Your introduction is very good despite being a little wordy (I mean the 1st two paragraphs taken together), though the 3rd paragraph seems totally unnecessary.

There's a lot that works well through the rest of the essay. While it succeeds as it stands, I also feel like in some ways it operates as an outline. You are making an argument which touches on many different aspects of the game and how they all connect to a Marcusean interpretation of it, rather than taking one or two aspects of the game and interpreting them in detail.

For instance, take the minimalism/sterility of the graphics. This is a smart approach, especially since it deals with artistic *form* as well as simply narrative *events*. It's a good enough approach that it's worth dealing with in depth. Is the whole game minimalistic, or do some parts of it become messy or baroque? If the minimalism is consistent, what does that mean? If it is interrupted, what does that mean? Similarly, your analysis of the companion cube & the estrangement effect was both smart and rushed - you're heading in the right directions, and yet at the same time I'm not convinced that you really fully understand what the estrangement effect *is*.

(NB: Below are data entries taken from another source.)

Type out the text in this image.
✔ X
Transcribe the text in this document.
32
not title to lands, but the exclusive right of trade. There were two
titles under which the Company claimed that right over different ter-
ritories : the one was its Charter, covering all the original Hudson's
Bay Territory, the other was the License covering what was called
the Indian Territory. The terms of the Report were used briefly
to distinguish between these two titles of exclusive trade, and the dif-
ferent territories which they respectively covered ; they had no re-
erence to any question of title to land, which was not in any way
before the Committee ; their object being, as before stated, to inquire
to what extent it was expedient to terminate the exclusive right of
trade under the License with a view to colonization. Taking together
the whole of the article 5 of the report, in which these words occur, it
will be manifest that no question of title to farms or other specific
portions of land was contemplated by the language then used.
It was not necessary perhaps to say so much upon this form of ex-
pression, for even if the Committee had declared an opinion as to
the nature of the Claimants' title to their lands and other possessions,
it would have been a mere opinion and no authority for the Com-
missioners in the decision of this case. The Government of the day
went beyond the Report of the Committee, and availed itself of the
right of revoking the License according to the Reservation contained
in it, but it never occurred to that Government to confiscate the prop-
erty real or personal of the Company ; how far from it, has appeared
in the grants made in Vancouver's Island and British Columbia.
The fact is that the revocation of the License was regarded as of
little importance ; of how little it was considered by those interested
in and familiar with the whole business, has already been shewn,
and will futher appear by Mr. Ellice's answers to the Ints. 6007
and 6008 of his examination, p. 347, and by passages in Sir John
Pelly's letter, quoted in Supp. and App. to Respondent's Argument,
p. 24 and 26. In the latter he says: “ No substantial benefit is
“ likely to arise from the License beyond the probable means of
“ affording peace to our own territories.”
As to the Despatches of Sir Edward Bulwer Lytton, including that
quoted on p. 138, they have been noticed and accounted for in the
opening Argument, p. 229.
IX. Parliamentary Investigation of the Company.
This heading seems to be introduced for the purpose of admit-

Here's an attempt at a rewording: all of your ideas are good, but the devil is in the details. You've begun to touch on the details, but this actually is an unusual essay which could be turned into a successful revision just by making every thumbnail analysis into a detailed one - more images, more depth, more investigation of the hard parts, etc.

I agree with Jake, incidentally - you oversimplify both Portal and Marcuse in some ways by focusing too much on industrialization rather than the meaning/role of art in the industrial world.